8:28 – Stacy Paetz continues to look good while sideline reporting. I have no idea what race she is. I think she’s Brazilian or Chinese or something weird.

7:48 – Granger abuses Grant Hill on a little dribble step-back pull-up. Welcome back to the game, broseph. I forgot you were even on the team. Suns up 98-90.

7:16 – Thunder Dan is an assistant coach for the Suns now. Good for him. I really liked him in the booth though, so sorta unfortunate for me. Last season, Granger’s offense really reminded me of Marjele’s game. He’s proving a more capable penetrator this year so far, however. Also, less “Thunderous” in his finishes.

5:55 – Speaking of…STAT just destroyed the rim again. Then, after he got bumped by the 87-pound Travis Diener and went cascading into the front row. Diener got a technical. Lovely.

5:33 – TJ Ford misses a jumper. Good to know he’s still in the building at least, I guess. Diaw shoots a fadeaway airball from the elbow on the ensuing play. That’s at least the third airball this game. So much for pre-season.

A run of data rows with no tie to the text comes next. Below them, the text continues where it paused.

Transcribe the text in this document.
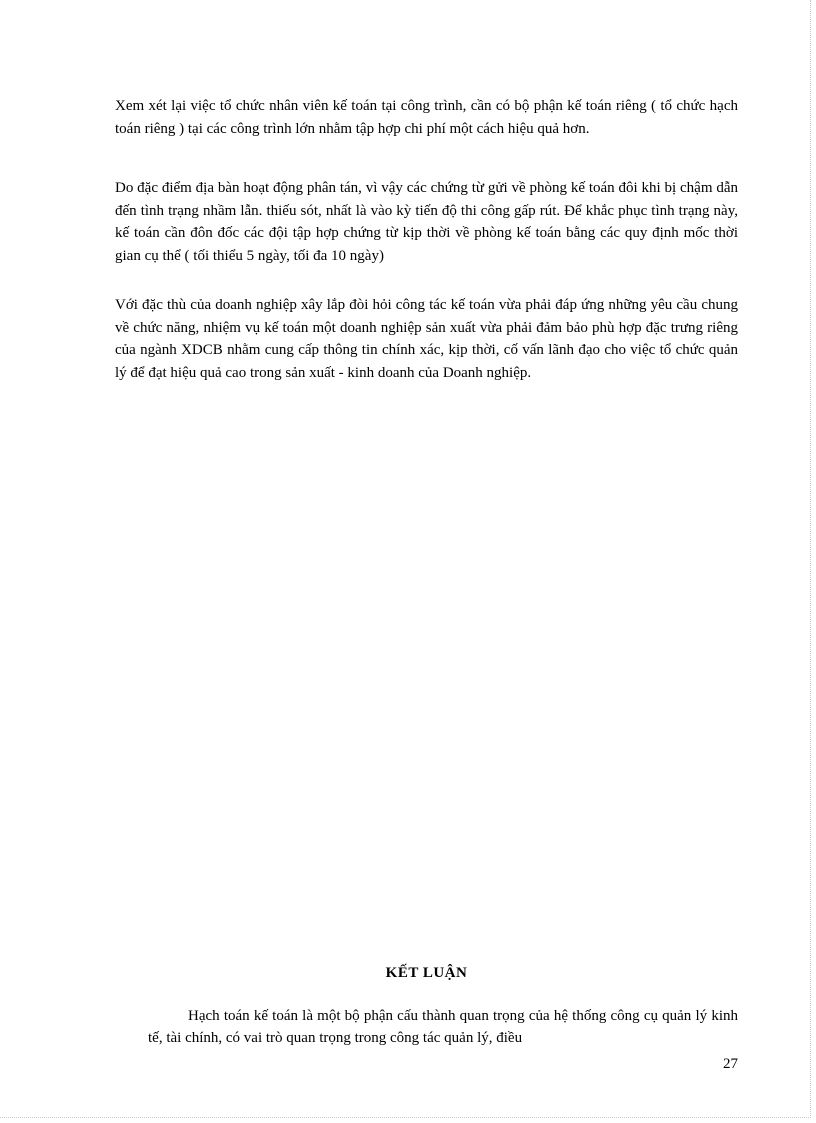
Xem xét lại việc tổ chức nhân viên kế toán tại công trình, cần có bộ phận kế toán riêng ( tổ chức hạch toán riêng ) tại các công trình lớn nhằm tập hợp chi phí một cách hiệu quả hơn.

Do đặc điểm địa bàn hoạt động phân tán, vì vậy các chứng từ gửi về phòng kế toán đôi khi bị chậm dẫn đến tình trạng nhầm lẫn. thiếu sót, nhất là vào kỳ tiến độ thi công gấp rút. Để khắc phục tình trạng này, kế toán cần đôn đốc các đội tập hợp chứng từ kịp thời về phòng kế toán bằng các quy định mốc thời gian cụ thể ( tối thiểu 5 ngày, tối đa 10 ngày)

Với đặc thù của doanh nghiệp xây lắp đòi hỏi công tác kế toán vừa phải đáp ứng những yêu cầu chung về chức năng, nhiệm vụ kế toán một doanh nghiệp sản xuất vừa phải đảm bảo phù hợp đặc trưng riêng của ngành XDCB nhằm cung cấp thông tin chính xác, kịp thời, cố vấn lãnh đạo cho việc tổ chức quản lý để đạt hiệu quả cao trong sản xuất - kinh doanh của Doanh nghiệp.

KẾT LUẬN

Hạch toán kế toán là một bộ phận cấu thành quan trọng của hệ thống công cụ quản lý kinh tế, tài chính, có vai trò quan trọng trong công tác quản lý, điều

27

4:40 – Granger scores, cutting it to 101-95. Then he gets his transition lay-up swatted by Diaw the next trip down.

4:22 – A loose ball is scooped up by Nash, who lobs it to Diaw, who finishes it with an impressive reverse dunk. Wait…what? Really?

3:12 – After some frighteningly frantic Pacer offense pays no dividends, Granger blocks an awkward Amare lay-up attempt. Good to know he’s at least human. Danny follows that up with a step-back midrange jumper for his 23rd point. Just as quickly, Nash flies to the hoop and converts on one of his inimitable, patented right-handed scoop layups from the left side. Suns up 105-97.

2:25 – Marquis scores on a second chance opportunity plus the harm. He hits the free-throw to cut it to 105-100.

2:00 – Dubious foul call on what appeared to be a Barbosa self-trip/travel leads to a Suns bucket by guess who? Yeah, it was Amare. He has 45 and this isn’t looking good. 107-100.

1:30 – STAT gets to the line and makes both after TJ hits one of two from the line. He has 47.

1:08 – Amare back at the line. Of course makes both. That’s 49 points on a ridiculous 17/21 from the field and 15/15 from the line. Oh yeah, also 11 boards, 6 assists, 5 steals and 2 blocks. Decent game, I’d say.

0:00 – Some other shit happens, the game ends. Amare takes off his jersey and tries to throw it to someone specific in the front row. Some douchebag intercepts. Phoenix wins 113-103. Boo.